CS110: Principles of Computer Systems
Winter 2021-2022
Stanford University
Instructors: Nick Troccoli and Jerry Cain
Unix v6 Filesystem design, part 1 (files)
Unix v6 Filesystem design, part 2 (large files + directories)
Interacting with the filesystem from our programs
assign2: implement portions of a filesystem!
Today's Ed Thread: https://edstem.org/us/courses/16701/discussion/996212
open()
A function that a program can call to open a file, and potentially create a file:
// if opening an existing file
int open(const char *pathname, int flags);
// if there's potential to create a new file
int open(const char *pathname, int flags, mode_t mode);
Many possible flags (see man page). You must include exactly one of O_RDONLY, O_WRONLY, O_RDWR.
O_TRUNC: if the file exists already, clear it ("truncate it").
O_CREAT: if the file doesn't exist, create it
O_EXCL: the file must be created from scratch, fail if already exists
close()
A function that a program can call to close a file when done with it.
int close(int fd);
It's important to close files when you are done with them to preserve system resources.

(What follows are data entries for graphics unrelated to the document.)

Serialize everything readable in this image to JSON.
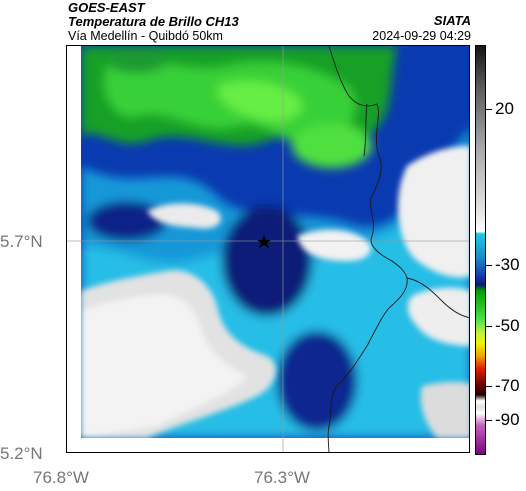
{
  "header": {
    "title_line1": "GOES-EAST",
    "title_line2": "Temperatura de Brillo CH13",
    "subtitle": "Vía Medellín - Quibdó 50km",
    "source": "SIATA",
    "timestamp": "2024-09-29 04:29"
  },
  "map": {
    "latitude_labels": [
      "5.7°N",
      "5.2°N"
    ],
    "longitude_labels": [
      "76.8°W",
      "76.3°W"
    ],
    "marker_icon": "star-icon"
  },
  "colorbar": {
    "tick_labels": [
      "20",
      "-30",
      "-50",
      "-70",
      "-90"
    ],
    "colors": {
      "gray_top": "#151515",
      "white": "#ffffff",
      "cyan": "#22c8e6",
      "blue": "#1030a0",
      "navy": "#0a1a70",
      "green": "#00a000",
      "yellow": "#f0f000",
      "red": "#e02000",
      "purple": "#800080"
    }
  }
}
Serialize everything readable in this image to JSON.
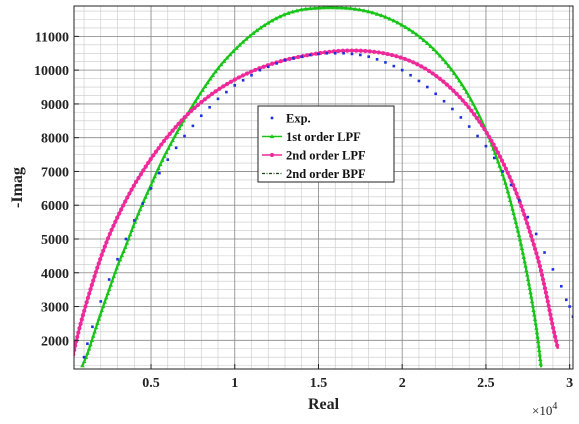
{
  "chart_data": {
    "type": "scatter",
    "title": "",
    "xlabel": "Real",
    "ylabel": "-Imag",
    "x_exponent_label": "×10",
    "x_exponent_power": "4",
    "xlim": [
      0.04,
      3.02
    ],
    "ylim": [
      1150,
      11900
    ],
    "grid": true,
    "legend_position": "center",
    "x_ticks": [
      0.5,
      1,
      1.5,
      2,
      2.5,
      3
    ],
    "x_tick_labels": [
      "0.5",
      "1",
      "1.5",
      "2",
      "2.5",
      "3"
    ],
    "y_ticks": [
      2000,
      3000,
      4000,
      5000,
      6000,
      7000,
      8000,
      9000,
      10000,
      11000
    ],
    "y_tick_labels": [
      "2000",
      "3000",
      "4000",
      "5000",
      "6000",
      "7000",
      "8000",
      "9000",
      "10000",
      "11000"
    ],
    "series": [
      {
        "name": "Exp.",
        "color": "#1f2fe0",
        "marker": "dot",
        "x": [
          0.1,
          0.12,
          0.15,
          0.2,
          0.25,
          0.3,
          0.35,
          0.4,
          0.45,
          0.5,
          0.55,
          0.6,
          0.65,
          0.7,
          0.75,
          0.8,
          0.85,
          0.9,
          0.95,
          1.0,
          1.05,
          1.1,
          1.15,
          1.2,
          1.25,
          1.3,
          1.35,
          1.4,
          1.45,
          1.5,
          1.55,
          1.6,
          1.65,
          1.7,
          1.75,
          1.8,
          1.85,
          1.9,
          1.95,
          2.0,
          2.05,
          2.1,
          2.15,
          2.2,
          2.25,
          2.3,
          2.35,
          2.4,
          2.45,
          2.5,
          2.55,
          2.6,
          2.65,
          2.7,
          2.75,
          2.8,
          2.85,
          2.9,
          2.95,
          2.98,
          3.0,
          3.02
        ],
        "y": [
          1500,
          1900,
          2400,
          3150,
          3800,
          4400,
          5000,
          5550,
          6050,
          6500,
          6950,
          7350,
          7700,
          8050,
          8350,
          8650,
          8900,
          9150,
          9350,
          9550,
          9700,
          9850,
          10000,
          10100,
          10200,
          10300,
          10350,
          10400,
          10450,
          10480,
          10500,
          10500,
          10500,
          10480,
          10450,
          10400,
          10320,
          10230,
          10120,
          10000,
          9850,
          9680,
          9500,
          9300,
          9080,
          8850,
          8600,
          8330,
          8050,
          7750,
          7400,
          7000,
          6600,
          6150,
          5650,
          5150,
          4600,
          4100,
          3600,
          3200,
          3000,
          2700
        ]
      },
      {
        "name": "1st order LPF",
        "color": "#17c417",
        "marker": "triangle",
        "x": [
          0.09,
          0.12,
          0.16,
          0.2,
          0.25,
          0.3,
          0.35,
          0.4,
          0.45,
          0.5,
          0.55,
          0.6,
          0.7,
          0.8,
          0.9,
          1.0,
          1.1,
          1.2,
          1.3,
          1.4,
          1.5,
          1.6,
          1.7,
          1.8,
          1.9,
          2.0,
          2.1,
          2.2,
          2.3,
          2.4,
          2.5,
          2.6,
          2.65,
          2.7,
          2.75,
          2.8,
          2.83
        ],
        "y": [
          1250,
          1600,
          2200,
          2800,
          3500,
          4200,
          4800,
          5450,
          6050,
          6600,
          7150,
          7650,
          8550,
          9350,
          10050,
          10600,
          11050,
          11400,
          11650,
          11790,
          11840,
          11850,
          11820,
          11730,
          11570,
          11330,
          11000,
          10560,
          9980,
          9220,
          8220,
          6900,
          6050,
          5050,
          3850,
          2400,
          1200
        ]
      },
      {
        "name": "2nd order LPF",
        "color": "#ee2a9a",
        "marker": "star",
        "x": [
          0.03,
          0.05,
          0.08,
          0.12,
          0.16,
          0.2,
          0.25,
          0.3,
          0.35,
          0.4,
          0.45,
          0.5,
          0.55,
          0.6,
          0.7,
          0.8,
          0.9,
          1.0,
          1.1,
          1.2,
          1.3,
          1.4,
          1.5,
          1.6,
          1.7,
          1.8,
          1.9,
          2.0,
          2.1,
          2.2,
          2.3,
          2.4,
          2.5,
          2.6,
          2.7,
          2.8,
          2.85,
          2.9,
          2.93
        ],
        "y": [
          1450,
          1900,
          2500,
          3200,
          3850,
          4450,
          5100,
          5650,
          6150,
          6600,
          7000,
          7380,
          7720,
          8040,
          8600,
          9050,
          9420,
          9720,
          9960,
          10150,
          10300,
          10410,
          10500,
          10560,
          10580,
          10560,
          10490,
          10360,
          10150,
          9840,
          9420,
          8880,
          8180,
          7280,
          6130,
          4600,
          3600,
          2400,
          1750
        ]
      },
      {
        "name": "2nd order BPF",
        "color": "#114411",
        "marker": "dash-dot",
        "x": [
          0.09,
          0.12,
          0.16,
          0.2,
          0.25,
          0.3,
          0.35,
          0.4,
          0.45,
          0.5,
          0.55,
          0.6,
          0.7,
          0.8,
          0.9,
          1.0,
          1.1,
          1.2,
          1.3,
          1.4,
          1.5,
          1.6,
          1.7,
          1.8,
          1.9,
          2.0,
          2.1,
          2.2,
          2.3,
          2.4,
          2.5,
          2.6,
          2.65,
          2.7,
          2.75,
          2.8,
          2.83
        ],
        "y": [
          1250,
          1600,
          2200,
          2800,
          3500,
          4200,
          4800,
          5450,
          6050,
          6600,
          7150,
          7650,
          8550,
          9350,
          10050,
          10600,
          11050,
          11400,
          11650,
          11790,
          11840,
          11850,
          11820,
          11730,
          11570,
          11330,
          11000,
          10560,
          9980,
          9220,
          8220,
          6900,
          6050,
          5050,
          3850,
          2400,
          1200
        ]
      }
    ]
  }
}
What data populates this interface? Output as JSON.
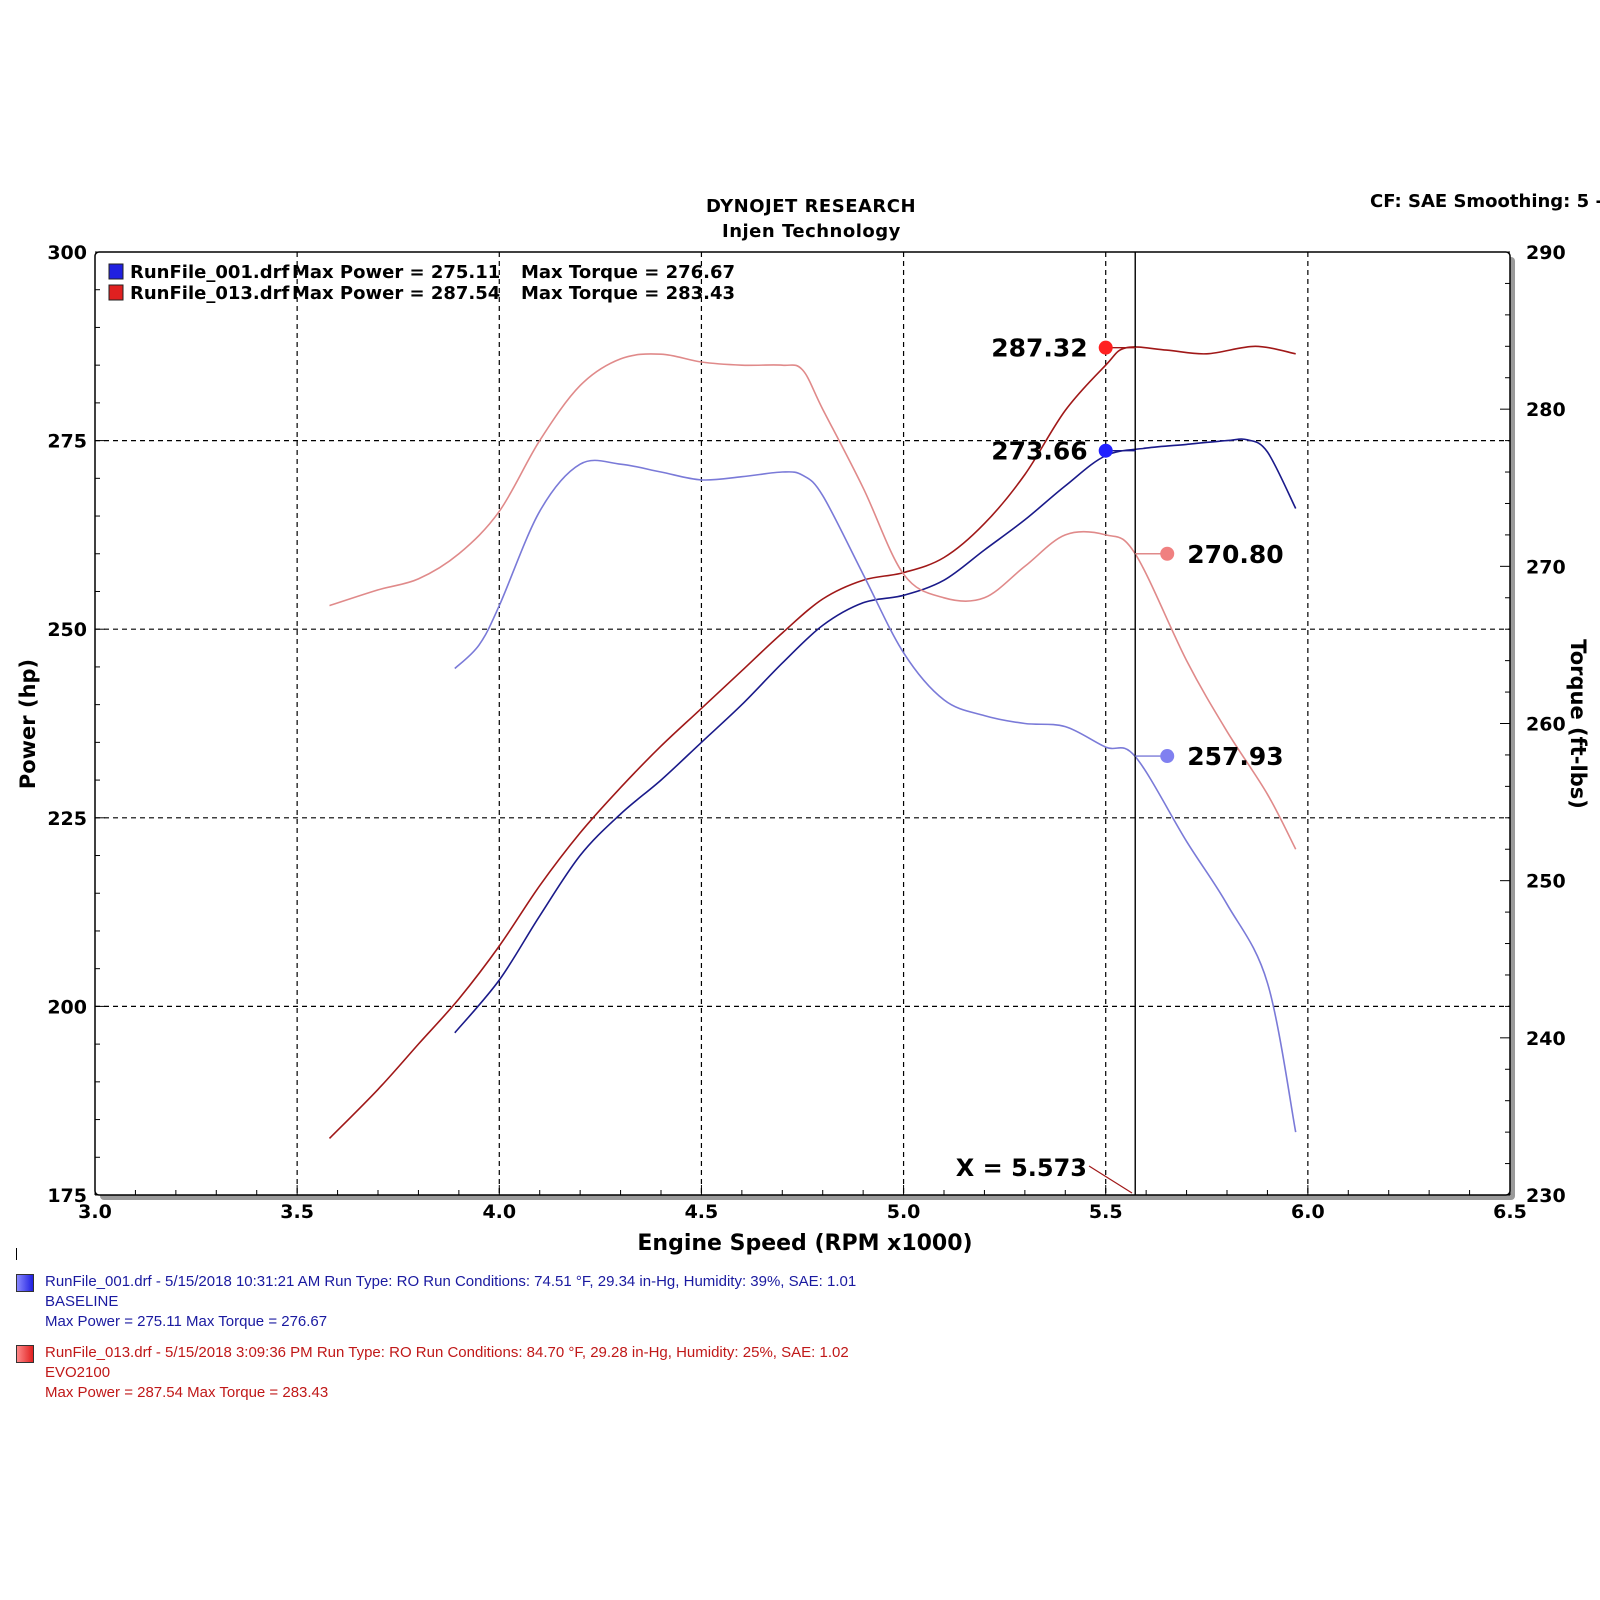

You can use valgrind to check if you forgot to close any files.
read()
and write()
// read bytes from an open file
ssize_t read(int fd, void *buf, size_t count);
// write bytes to an open file
ssize_t write(int fd, const void *buf, size_t count);
Same as read(), except the function writes the count bytes in buf to the file, and returns the number of bytes written.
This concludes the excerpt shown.